What does the work of building a community focused on discourse and collaboration look like?

After brainstorming math community norms with my students, we reviewed our “math community poster” for patterns. Students wanted a classroom community where students

  • listen to one another
  • have a growth mindset, and believe that they can learn
  • support one another
  • disagree respectfully with one another

Accordingly, we settled on four tenets to be the foundation of our community: uptake, encouragement, growth mindset, and feedback. Naming these was just the beginning. What do these look like when we’re practicing them?

Co-creating a Rubric

We started with the tenet of uptake: how we respond to our partners during conversations. Students helped to create a rubric that they would use during math. They came up with ideas about what authentic listening looked like and sounded like. Students truly owned this tool because they came up with every part of it, including what pictures they wanted on it.

Once the rubric was created, students used it to create goals related to their collaborative work together. We also carved out time for students to self-monitor their progress.

Intentionally Developing Structures for Working Together in Teams

Next it was time to explicitly teach these behaviors while promoting ownership. We did a variety of activities specifically focused on listening:

  • Fishbowl: Students observed teachers talking about a math problem, through the lens of listening. Students wrote down what the teachers did well and what they could improve upon, and shared out. We repeated the process with a student group.

 

  • Practicing and Reflecting on Listening: After working in groups, there was time for students to recognize and share how their partner listened to them. The teacher also recognized groups that showed authentic listening.
  • Video or Audio Recordings: The teacher recorded video or audio of a group and played it back for the whole class or an individual group to reflect on.
  • Math Community Goal Index Card: Students created a math community goal for the week and monitored their progress with stickers. At the end of the week, if students felt like they met the goal, they started working on something different or chose to continue the current goal.

  • Math Community Group of the Week: The teacher nominated a group who showed behaviors associated with the math community tenet they were working on. The group got to keep a trophy with them when they worked.

Goal-oriented Mindset

After we created rubrics for all tenets, groups chose which rubric they wanted to use each day.

As we continued to build our math community, students were able to add or modify the content of each rubric to make it work for their group. For example, students came up with their own sentence stems to agree with what their partner said or to add on to what their partner said. Students saw the rubrics as living documents to adapt to their development and needs as the year progressed.

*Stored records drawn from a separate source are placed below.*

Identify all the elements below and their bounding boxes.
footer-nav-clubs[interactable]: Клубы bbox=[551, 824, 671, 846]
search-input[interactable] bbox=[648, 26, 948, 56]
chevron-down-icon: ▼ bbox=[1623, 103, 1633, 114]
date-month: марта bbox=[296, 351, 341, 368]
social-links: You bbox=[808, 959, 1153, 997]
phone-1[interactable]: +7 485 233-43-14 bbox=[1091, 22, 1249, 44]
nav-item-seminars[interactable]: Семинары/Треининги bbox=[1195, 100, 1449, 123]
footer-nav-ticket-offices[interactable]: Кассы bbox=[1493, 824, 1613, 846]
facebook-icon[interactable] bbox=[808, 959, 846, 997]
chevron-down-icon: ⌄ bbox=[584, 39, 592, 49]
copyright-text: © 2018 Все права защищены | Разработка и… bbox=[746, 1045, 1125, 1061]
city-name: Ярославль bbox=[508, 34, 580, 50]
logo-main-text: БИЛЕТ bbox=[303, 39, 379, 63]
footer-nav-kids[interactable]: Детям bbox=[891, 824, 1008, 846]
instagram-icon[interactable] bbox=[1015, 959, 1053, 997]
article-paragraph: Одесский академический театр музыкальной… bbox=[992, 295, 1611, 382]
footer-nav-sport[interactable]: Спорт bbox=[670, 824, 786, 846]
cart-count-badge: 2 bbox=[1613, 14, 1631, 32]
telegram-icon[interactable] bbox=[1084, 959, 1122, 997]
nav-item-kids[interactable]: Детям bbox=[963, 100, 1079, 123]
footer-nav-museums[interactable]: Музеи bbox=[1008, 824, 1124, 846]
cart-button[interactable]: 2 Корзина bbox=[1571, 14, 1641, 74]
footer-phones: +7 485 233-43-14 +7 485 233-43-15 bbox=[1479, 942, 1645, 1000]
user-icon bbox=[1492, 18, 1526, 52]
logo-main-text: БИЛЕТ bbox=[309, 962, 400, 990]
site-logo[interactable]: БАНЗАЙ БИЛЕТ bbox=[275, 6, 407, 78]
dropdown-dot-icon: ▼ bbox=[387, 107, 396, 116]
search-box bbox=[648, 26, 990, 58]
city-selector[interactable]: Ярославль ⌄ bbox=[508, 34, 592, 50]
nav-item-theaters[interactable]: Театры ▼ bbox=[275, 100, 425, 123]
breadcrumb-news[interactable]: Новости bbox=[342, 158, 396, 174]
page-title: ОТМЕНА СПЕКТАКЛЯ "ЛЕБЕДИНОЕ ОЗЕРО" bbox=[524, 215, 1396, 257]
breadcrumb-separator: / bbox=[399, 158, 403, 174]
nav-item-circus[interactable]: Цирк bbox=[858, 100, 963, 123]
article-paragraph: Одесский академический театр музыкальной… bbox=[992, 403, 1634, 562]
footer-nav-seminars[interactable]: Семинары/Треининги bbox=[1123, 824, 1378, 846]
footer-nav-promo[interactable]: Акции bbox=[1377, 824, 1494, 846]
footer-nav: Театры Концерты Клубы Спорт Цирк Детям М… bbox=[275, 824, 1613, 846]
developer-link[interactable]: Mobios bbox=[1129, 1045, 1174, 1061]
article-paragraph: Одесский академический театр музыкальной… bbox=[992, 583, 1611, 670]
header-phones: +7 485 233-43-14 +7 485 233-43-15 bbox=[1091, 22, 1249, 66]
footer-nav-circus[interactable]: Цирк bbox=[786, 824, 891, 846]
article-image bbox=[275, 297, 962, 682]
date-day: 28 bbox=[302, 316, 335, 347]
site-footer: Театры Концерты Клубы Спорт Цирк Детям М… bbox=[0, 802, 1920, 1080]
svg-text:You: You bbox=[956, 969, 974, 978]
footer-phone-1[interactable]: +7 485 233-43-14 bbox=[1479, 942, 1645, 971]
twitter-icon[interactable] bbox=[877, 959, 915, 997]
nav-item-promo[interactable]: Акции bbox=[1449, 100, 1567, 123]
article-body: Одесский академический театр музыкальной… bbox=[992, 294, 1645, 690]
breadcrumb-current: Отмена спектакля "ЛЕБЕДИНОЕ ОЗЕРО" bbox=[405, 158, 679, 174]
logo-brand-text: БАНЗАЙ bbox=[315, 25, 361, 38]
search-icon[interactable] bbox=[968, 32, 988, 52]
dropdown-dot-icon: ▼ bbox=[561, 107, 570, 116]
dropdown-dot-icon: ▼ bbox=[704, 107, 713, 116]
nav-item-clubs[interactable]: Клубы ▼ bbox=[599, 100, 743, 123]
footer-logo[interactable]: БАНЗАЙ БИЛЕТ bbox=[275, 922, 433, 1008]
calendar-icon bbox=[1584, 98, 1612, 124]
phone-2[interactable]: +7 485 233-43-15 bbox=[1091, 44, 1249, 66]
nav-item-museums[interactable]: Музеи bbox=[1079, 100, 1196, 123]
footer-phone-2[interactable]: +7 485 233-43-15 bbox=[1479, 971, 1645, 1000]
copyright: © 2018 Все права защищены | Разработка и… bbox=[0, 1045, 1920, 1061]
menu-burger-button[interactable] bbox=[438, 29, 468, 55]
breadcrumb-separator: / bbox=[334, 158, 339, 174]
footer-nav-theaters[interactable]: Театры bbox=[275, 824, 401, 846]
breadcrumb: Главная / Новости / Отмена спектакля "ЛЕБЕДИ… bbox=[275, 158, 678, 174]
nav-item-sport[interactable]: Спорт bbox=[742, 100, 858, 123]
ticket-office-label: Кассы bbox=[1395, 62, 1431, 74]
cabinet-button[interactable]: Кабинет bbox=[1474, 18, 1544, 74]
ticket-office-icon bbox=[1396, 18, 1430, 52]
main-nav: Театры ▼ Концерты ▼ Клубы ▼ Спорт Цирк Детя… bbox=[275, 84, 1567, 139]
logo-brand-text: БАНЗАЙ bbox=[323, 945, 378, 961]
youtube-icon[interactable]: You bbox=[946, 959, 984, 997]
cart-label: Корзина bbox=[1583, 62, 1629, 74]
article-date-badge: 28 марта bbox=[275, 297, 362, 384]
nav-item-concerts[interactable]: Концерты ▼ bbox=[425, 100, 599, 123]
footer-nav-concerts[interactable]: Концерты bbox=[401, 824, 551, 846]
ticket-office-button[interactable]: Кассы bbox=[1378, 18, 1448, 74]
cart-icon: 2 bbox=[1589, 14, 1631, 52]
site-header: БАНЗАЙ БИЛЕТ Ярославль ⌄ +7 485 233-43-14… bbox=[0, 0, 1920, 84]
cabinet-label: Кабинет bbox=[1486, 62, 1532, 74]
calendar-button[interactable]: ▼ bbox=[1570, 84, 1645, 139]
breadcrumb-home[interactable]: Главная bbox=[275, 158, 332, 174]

By the end of the year, the difference was clear. Students had worked hard to build their own classroom math community. They were persevering through hard math problems with discourse and encouragement. Students were able to give each other honest yet helpful feedback to support each other. By the end of the year, most students didn’t need to use the rubrics to self-assess, because they had internalized the four tenets we had worked on all year. Our math community had become strong, authentic, and empowered. This level of student independence and success freed me up to fully engage in facilitating conversations and asking questions to learn more about student thinking.

Zaretta Hammond wrote, “The classroom has to be designed around talk and task structures that allow students to define the people they see themselves becoming. Simply calling students ‘scholars’ or telling them they are smart is not enough to shape their internal identity. When students have a chance to narrate their lives, put language to their experience, and process their thinking through discourse they begin to notice and name their own competence.”

As teachers in an IM classroom, we are busy listening to student thinking and asking questions to learn more about their thinking. I invite us to pause once a week for a few seconds and think of this quote. Let’s look around, and listen to all of our knowers and doers of math. Revel in the brilliance that surrounds us. Admire how our students have created a community that enables everyone to have a true identity as a mathematician.

Conclusion

It is never too late in the school year to work on your classroom’s math community. Start evaluating your community with an asset-based approach. What strengths does your community already have? What tenet do you think your community would benefit from exploring? What methods can you use to explicitly teach this in a way that promotes student ownership? Instructional leaders, when can you intentionally spend time thinking about a math community with your teachers? How can you use co-teaching as a coach to support teachers in creating a math community?